#10 - bar italia - "Missus Morality" / "maddington" (tie)
Let the 2023 countdown begin!
I spent a lot of time listening to bar italia this year without really learning anything about the band or its songs. Some of that is by design—the vocals are often mumbled or buried in the brooding alt-rock mudslide, the themes orbit vague feelings and slices of slices of life. But I don’t need a Pitchfork interview or a Genius lyric analysis to grasp the spirit of this music. It hits with such potent feeling despite and because of its murky color and melted pulse. It’s a symphony of the sallow, a tour de force in shy melodies and gently beating, entrancing grooves. The way the three members rotate their vocals, sometimes harmonizing in contrasting tones like a human shadowed by a gloomy second self, makes me imagine friends rendezvousing on a dark street corner, trading stories and comforting each other after a peculiar night out. Sometimes when I listen to bar italia riding the bus late or walking across the bridge in the rain, the songs lodge themselves so deeply in the rhythm of my thoughts I almost forget I’m listening to music.

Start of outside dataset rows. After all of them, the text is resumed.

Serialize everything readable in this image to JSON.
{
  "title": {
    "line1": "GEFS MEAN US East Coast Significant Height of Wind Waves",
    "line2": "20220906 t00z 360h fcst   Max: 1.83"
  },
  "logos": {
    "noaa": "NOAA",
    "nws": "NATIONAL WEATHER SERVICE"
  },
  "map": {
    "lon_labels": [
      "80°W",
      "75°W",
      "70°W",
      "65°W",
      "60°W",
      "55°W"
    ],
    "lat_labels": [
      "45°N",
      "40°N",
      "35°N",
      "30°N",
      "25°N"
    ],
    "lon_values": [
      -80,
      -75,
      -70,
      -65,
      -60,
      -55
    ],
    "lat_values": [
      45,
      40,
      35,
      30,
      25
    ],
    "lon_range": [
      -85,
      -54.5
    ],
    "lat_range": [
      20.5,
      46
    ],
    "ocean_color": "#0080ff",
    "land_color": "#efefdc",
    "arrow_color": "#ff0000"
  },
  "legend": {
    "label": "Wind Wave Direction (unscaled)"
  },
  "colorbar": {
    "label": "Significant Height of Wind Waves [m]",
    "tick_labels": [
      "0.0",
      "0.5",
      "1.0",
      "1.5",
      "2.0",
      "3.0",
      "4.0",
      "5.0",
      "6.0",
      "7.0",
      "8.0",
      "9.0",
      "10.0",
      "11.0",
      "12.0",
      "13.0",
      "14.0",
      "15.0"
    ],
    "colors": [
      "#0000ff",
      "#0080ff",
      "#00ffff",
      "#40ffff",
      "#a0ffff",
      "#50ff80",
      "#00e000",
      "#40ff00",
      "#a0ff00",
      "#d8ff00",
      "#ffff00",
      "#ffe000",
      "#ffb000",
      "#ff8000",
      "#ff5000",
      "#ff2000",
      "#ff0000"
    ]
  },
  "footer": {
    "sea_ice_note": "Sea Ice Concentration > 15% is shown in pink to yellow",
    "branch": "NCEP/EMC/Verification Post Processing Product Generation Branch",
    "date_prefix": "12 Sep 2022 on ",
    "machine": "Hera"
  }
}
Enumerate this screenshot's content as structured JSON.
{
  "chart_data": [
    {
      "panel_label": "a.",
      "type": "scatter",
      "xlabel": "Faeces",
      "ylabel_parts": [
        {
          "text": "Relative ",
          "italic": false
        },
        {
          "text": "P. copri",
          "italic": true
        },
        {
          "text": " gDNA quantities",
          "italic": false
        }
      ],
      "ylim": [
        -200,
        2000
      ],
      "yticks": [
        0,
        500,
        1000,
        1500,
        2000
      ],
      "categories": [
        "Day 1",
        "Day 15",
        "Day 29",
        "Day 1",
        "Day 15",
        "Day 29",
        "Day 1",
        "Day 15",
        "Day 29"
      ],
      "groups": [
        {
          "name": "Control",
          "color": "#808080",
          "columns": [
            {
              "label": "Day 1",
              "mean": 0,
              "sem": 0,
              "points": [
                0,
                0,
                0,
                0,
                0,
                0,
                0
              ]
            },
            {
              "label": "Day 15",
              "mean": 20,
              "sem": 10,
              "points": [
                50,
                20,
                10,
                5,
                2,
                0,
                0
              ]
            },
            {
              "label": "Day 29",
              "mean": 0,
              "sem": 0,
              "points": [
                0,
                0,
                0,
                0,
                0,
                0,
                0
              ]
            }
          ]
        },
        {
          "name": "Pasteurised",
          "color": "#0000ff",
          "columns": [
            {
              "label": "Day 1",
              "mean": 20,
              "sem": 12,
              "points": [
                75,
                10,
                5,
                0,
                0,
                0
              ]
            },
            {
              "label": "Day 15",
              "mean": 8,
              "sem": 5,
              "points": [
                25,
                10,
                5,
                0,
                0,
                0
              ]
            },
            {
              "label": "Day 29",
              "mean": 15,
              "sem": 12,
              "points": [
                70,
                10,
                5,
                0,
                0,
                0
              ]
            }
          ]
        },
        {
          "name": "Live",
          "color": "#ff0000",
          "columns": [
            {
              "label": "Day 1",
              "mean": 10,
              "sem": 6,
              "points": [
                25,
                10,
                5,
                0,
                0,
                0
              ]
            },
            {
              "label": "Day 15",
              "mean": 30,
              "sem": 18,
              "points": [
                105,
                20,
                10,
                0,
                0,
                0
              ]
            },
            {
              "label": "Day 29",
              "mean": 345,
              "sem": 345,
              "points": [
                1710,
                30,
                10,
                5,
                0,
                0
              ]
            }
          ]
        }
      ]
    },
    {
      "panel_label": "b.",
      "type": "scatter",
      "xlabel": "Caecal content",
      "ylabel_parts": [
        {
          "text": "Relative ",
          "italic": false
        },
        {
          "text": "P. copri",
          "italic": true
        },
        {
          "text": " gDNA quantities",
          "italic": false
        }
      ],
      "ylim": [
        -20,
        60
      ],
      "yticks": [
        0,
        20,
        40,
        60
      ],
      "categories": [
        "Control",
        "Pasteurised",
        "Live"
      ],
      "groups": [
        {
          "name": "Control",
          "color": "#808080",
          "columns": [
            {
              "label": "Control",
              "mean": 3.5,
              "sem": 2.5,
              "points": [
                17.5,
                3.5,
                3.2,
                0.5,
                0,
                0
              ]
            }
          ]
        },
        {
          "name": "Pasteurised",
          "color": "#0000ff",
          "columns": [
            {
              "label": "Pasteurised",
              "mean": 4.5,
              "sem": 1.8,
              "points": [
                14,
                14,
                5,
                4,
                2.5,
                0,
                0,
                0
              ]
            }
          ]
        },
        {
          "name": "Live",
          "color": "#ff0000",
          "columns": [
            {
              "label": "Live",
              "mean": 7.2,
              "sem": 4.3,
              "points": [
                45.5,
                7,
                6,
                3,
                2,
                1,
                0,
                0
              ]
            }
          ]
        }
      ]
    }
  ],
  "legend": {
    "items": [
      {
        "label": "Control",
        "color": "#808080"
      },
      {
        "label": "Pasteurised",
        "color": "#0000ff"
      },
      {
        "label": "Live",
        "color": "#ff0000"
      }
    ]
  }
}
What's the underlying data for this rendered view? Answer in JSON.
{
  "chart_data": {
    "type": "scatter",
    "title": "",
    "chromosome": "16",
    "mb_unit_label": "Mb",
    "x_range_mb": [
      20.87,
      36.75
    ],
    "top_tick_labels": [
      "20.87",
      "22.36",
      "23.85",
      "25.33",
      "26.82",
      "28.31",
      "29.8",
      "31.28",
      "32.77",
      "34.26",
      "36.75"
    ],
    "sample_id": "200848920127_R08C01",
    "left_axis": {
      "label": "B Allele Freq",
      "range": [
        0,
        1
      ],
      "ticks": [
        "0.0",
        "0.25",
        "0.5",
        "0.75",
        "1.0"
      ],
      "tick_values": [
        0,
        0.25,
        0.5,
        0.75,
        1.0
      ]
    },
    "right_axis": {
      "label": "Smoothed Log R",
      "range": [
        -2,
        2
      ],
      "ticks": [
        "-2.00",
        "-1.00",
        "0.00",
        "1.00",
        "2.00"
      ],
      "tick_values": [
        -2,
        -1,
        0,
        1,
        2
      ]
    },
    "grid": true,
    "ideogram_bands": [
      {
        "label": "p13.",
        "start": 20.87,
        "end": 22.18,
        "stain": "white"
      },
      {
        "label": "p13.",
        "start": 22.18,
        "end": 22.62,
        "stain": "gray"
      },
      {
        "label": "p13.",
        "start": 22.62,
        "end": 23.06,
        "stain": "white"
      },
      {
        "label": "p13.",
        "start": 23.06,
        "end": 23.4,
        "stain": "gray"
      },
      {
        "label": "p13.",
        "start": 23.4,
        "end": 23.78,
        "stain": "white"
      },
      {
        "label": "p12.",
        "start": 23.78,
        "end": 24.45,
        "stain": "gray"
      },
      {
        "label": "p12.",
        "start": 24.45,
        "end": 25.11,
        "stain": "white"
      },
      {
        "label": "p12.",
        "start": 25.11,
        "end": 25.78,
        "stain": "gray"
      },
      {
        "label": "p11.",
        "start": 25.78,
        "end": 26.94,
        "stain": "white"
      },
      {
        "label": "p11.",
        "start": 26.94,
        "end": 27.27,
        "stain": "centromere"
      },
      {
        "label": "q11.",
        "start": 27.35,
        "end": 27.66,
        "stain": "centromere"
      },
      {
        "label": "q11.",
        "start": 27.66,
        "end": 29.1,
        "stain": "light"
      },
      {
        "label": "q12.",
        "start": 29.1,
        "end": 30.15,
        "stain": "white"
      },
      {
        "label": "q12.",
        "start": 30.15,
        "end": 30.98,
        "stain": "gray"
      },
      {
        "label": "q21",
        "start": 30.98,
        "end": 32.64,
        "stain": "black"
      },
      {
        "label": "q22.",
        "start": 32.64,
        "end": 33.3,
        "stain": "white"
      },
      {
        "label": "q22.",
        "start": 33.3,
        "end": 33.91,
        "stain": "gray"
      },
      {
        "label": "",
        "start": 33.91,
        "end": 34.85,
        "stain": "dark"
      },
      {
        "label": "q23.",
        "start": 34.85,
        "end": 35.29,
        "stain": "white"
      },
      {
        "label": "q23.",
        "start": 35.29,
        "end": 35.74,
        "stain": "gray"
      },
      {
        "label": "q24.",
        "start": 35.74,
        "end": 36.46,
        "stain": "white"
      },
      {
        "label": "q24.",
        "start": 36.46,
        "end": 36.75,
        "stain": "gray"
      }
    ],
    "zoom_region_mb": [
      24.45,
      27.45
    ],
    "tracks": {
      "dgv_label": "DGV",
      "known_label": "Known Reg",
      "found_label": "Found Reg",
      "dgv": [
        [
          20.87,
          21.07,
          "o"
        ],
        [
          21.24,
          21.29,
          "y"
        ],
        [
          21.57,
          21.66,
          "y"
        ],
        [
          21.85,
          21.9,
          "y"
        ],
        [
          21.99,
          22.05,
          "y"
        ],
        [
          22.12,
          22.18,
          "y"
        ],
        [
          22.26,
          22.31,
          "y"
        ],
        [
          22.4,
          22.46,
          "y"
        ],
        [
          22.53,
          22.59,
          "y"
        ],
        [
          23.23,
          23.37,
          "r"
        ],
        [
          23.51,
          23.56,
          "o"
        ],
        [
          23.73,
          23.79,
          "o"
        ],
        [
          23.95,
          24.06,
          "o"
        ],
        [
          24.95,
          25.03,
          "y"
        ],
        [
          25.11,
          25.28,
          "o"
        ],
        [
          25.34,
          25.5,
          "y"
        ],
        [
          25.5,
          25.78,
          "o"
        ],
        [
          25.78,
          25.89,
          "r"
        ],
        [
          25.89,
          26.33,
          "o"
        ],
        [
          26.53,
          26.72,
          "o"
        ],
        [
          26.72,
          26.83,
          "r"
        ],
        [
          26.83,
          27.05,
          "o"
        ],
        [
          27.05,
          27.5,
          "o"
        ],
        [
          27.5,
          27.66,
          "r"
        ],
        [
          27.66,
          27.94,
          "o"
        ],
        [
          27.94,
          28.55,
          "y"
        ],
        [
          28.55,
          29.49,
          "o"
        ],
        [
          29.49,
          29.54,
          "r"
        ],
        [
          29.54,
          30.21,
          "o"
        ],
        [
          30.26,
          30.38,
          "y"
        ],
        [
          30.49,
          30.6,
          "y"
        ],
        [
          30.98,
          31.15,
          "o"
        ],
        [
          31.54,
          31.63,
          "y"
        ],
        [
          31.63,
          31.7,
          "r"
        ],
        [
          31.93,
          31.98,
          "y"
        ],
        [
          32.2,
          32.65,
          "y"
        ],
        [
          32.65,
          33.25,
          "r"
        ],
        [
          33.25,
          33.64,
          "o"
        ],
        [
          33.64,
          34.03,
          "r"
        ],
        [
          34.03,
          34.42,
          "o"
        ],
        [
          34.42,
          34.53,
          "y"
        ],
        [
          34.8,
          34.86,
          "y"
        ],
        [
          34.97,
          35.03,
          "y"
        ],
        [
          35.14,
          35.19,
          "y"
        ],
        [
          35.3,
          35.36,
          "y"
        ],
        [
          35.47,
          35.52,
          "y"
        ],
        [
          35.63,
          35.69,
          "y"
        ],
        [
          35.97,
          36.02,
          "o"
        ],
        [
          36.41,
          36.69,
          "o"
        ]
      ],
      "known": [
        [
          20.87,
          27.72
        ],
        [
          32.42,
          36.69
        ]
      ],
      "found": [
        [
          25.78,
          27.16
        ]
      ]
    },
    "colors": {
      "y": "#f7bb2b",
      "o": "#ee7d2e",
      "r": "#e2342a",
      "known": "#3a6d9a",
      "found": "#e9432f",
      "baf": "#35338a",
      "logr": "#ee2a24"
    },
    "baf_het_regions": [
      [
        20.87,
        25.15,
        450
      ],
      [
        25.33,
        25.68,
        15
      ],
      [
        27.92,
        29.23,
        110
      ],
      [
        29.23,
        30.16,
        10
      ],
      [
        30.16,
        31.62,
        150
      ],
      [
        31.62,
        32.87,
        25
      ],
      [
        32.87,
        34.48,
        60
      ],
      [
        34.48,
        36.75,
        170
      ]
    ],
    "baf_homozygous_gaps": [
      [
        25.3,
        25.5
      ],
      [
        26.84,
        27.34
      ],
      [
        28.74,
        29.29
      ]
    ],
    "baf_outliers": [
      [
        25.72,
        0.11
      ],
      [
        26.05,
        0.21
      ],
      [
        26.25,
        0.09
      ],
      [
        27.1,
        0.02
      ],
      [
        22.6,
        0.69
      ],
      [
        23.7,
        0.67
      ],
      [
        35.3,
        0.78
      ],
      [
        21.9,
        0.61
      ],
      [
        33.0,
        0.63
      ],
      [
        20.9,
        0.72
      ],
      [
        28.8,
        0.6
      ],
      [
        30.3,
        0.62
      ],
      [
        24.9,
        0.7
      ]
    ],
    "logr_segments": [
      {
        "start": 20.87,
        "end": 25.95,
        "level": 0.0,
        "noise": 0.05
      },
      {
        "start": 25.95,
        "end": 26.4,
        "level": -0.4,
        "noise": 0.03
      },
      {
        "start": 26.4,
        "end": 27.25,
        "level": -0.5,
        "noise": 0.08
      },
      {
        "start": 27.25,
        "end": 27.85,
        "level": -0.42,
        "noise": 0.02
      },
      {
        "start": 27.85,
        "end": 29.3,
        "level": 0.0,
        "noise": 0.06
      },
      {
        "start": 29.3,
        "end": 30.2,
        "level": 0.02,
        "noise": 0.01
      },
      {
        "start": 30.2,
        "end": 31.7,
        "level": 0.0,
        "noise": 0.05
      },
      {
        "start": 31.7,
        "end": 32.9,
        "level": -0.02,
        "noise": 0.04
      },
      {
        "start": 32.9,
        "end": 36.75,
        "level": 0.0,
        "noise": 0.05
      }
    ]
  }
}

After teasing you with tepid chords, “Missus Morality” wigs out into a whirling freefall. Nina Cristante exhorts you to “give up your dreams and come this way,” and it feels less like a command to be jaded than an invitation to enter into a lovely private secret. The equally cathartic “maddington” weaves sparkling violin into the attic-dusty instrumentation. It sounds like a long-enervated sad sack discovering happiness again, a gray existence letting light spill in.